Al anochecer la ciudad reemprendía su habitual actividad. Dos periodistas, de los que no da sus nombres, se habían presentado en el hotel buscándolo. Quedaron con él en la cervecería La Guinda, local de ambiente homosexual situado en la Rambla Santa Mónica. Allí entablaron conversación con un tal Juanito, que les explicó que era habitualmente molestado por la policía. A continuación, conoció a un tal “señor Pepete”. Este personaje, tratante de blancas, le propuso la compra de dos prostitutas procedentes de Marsella, que después Pepete acabaría por llevarse a Argentina. En principio Carco aceptó la propuesta, aunque en el texto no queda acreditado que llevase a cabo ese claro delito.

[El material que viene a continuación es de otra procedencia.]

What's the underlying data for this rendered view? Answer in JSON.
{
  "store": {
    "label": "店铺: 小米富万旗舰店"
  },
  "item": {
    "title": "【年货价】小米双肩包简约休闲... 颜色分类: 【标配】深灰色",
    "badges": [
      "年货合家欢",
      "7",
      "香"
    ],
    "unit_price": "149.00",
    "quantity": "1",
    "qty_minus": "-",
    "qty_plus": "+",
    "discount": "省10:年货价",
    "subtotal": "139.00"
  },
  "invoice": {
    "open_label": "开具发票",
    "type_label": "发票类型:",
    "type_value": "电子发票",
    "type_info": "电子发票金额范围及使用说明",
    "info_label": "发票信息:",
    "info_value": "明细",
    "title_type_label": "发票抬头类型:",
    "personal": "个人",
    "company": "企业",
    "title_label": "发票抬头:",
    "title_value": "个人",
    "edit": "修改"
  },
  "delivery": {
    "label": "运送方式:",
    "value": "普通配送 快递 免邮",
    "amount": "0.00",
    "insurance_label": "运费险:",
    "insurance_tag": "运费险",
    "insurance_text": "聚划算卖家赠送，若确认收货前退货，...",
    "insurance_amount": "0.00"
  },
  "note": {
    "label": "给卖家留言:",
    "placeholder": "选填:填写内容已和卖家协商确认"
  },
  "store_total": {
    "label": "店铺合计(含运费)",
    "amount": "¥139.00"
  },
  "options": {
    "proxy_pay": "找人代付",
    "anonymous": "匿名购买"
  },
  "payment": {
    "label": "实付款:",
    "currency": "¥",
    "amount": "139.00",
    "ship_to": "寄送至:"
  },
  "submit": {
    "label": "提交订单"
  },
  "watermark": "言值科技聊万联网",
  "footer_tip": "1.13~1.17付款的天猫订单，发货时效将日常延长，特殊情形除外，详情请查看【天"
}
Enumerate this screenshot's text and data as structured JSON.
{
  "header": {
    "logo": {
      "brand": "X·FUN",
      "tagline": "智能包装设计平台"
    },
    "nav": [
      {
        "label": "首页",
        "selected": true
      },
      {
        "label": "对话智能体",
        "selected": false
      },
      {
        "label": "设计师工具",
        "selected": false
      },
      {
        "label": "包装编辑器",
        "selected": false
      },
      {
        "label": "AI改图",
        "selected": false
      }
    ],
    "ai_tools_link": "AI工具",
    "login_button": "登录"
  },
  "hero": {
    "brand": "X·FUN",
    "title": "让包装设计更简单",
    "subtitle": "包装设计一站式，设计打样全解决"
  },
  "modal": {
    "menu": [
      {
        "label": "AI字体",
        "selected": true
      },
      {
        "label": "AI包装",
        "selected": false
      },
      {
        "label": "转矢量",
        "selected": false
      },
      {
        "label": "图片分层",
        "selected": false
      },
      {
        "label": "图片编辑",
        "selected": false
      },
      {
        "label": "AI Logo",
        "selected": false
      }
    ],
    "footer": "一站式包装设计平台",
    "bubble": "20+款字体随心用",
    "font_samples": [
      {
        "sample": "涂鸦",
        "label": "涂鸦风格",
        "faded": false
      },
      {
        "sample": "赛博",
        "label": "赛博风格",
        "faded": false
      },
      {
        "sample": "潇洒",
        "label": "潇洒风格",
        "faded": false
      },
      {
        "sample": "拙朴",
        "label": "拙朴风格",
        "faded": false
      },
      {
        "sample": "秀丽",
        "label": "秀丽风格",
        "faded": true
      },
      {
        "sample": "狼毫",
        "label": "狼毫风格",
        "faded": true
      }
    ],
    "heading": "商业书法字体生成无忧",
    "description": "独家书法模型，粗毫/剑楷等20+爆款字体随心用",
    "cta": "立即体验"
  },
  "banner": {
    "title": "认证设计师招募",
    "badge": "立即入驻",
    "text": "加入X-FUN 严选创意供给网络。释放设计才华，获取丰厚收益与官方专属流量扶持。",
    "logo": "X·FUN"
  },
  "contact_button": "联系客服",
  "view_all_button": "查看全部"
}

Portada de la primera edicion en francés de Printemps d'Espagne (1929)

 

AMBIENTES CABARETEROS

Fueron a cenar al primer restaurante vasco abierto en Barcelona, el Muñagorri, propiedad de un torero bilbaíno afincado en la ciudad condal desde 1926. Allí pudo captar como iban cambiando los hábitos de la gente. Las tertulias taurinas, relegadas a locales como el Muñagorri y algunas tabernas, eran sustituidas por las futbolísticas, ya mucho más populares que aquellas. Después de cenar, Carco y sus acompañantes emprendieron un amplio periplo por music-halls, cabarets y tablaos flamencos: Chocolate, Trink-Hall, Bobino, El Dorado, Café Catalán y Buena Sombra. Al retirarse uno de los periodistas, el escritor y el que se quedó con él prosiguieron visitando otros cabarets (Excelsior, Paname, Edén y Villa Rosa), todos atestados de público y con “unas chicas muy bonitas”. En el Villa Rosa vieron la actuación de una gitana, la Tanguera, y allí pudo degustar “un vino excelente”, un Tío Pepe. Tras una última botella, ya al alba, regresó al hotel.

El miércoles, tras comer otra vez en el Café Suizo, se reencontró con el Graba, su guía durante su última noche barcelonesa. Lo primero que hizo el Graba fue desaconsejarle que se relacionara con las prostitutas callejeras. Teniendo en cuenta que era un buen guía de las casas de citas, se dejó llevar. Al acceder a una de estas casas fue participe de un “juego”, que consistía “en tirar el as de oros para ganar el favor de una de las mujeres del establecimiento”. Por una “escalera sórdida” accedieron al local, donde una treintena de mujeres (francesas, rusas, chinas, italianas, etc.) daban vueltas por una sala ante la mirada de los clientes, que llamaban a las que más les gustaban. Tras un incidente con una chica que había bebido en exceso, el camarero le presentó a otra chica “rubia alta”, con la que se supone acabaría de pasar la velada.

Las casi cuarenta páginas que Francis Carco dedica a Barcelona son una excepcional fotografía literaria de los ambientes cabareteros y prostibularios de la ciudad a finales de los felices años veinte. En ellos se adentró sin remilgos, como ningún otro viajero había hecho hasta aquel momento.